Yes, politics is the art of the possible. We all understand the need to deal with one’s political enemies. But it’s one thing to make deals to advance your goals; it’s another to open the door to zombie ideas. When you do that, the zombies end up eating your brain — and quite possibly your economy too.

This is just the latest metaphor that allows Krugman to pound the table once again that the near-trillion-dollar "stimulus" was ridiculously tiny and that there are no "big government policies" under Obama:

The answer from the right is that the economic failures of the Obama administration show that big-government policies don’t work. But the response should be, what big-government policies?

For the fact is that the Obama stimulus — which itself was almost 40 percent tax cuts — was far too cautious to turn the economy around. And that’s not 20-20 hindsight: many economists, myself included, warned from the beginning that the plan was grossly inadequate.

Krugman lifted the zombie metaphor from an Australian author:

To borrow the title of a recent book by the Australian economist John Quiggin on doctrines that the crisis should have killed but didn’t, we’re still — perhaps more than ever — ruled by “zombie economics.” Why?

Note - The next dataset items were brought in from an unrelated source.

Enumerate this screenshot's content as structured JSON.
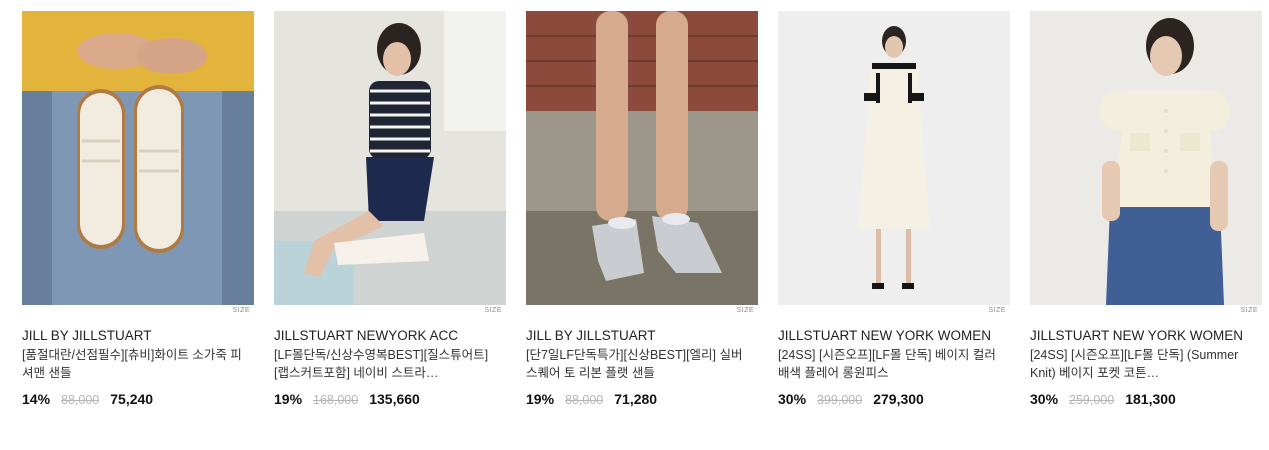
{
  "products": [
    {
      "brand": "JILL BY JILLSTUART",
      "name": "[품절대란/선점필수][츄비]화이트 소가죽 피셔맨 샌들",
      "discount": "14%",
      "original_price": "88,000",
      "sale_price": "75,240",
      "size_label": "SIZE"
    },
    {
      "brand": "JILLSTUART NEWYORK ACC",
      "name": "[LF몰단독/신상수영복BEST][질스튜어트][랩스커트포함] 네이비 스트라…",
      "discount": "19%",
      "original_price": "168,000",
      "sale_price": "135,660",
      "size_label": "SIZE"
    },
    {
      "brand": "JILL BY JILLSTUART",
      "name": "[단7일LF단독특가][신상BEST][엘리] 실버 스퀘어 토 리본 플랫 샌들",
      "discount": "19%",
      "original_price": "88,000",
      "sale_price": "71,280",
      "size_label": "SIZE"
    },
    {
      "brand": "JILLSTUART NEW YORK WOMEN",
      "name": "[24SS] [시즌오프][LF몰 단독] 베이지 컬러배색 플레어 롱원피스",
      "discount": "30%",
      "original_price": "399,000",
      "sale_price": "279,300",
      "size_label": "SIZE"
    },
    {
      "brand": "JILLSTUART NEW YORK WOMEN",
      "name": "[24SS] [시즌오프][LF몰 단독] (Summer Knit) 베이지 포켓 코튼…",
      "discount": "30%",
      "original_price": "259,000",
      "sale_price": "181,300",
      "size_label": "SIZE"
    }
  ]
}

Part of the answer, surely, is that people who should have been trying to slay zombie ideas have tried to compromise with them instead. And this is especially, though not only, true of the president.

People tend to forget that Ronald Reagan often gave ground on policy substance — most notably, he ended up enacting multiple tax increases. But he never wavered on ideas, never backed down from the position that his ideology was right and his opponents were wrong.

President Obama, by contrast, has consistently tried to reach across the aisle by lending cover to right-wing myths. He has praised Reagan for restoring American dynamism (when was the last time you heard a Republican praising F.D.R.?), adopted G.O.P. rhetoric about the need for the government to tighten its belt even in the face of recession, offered symbolic freezes on spending and federal wages.

None of this stopped the right from denouncing him as a socialist. But it helped empower bad ideas, in ways that can do quite immediate harm.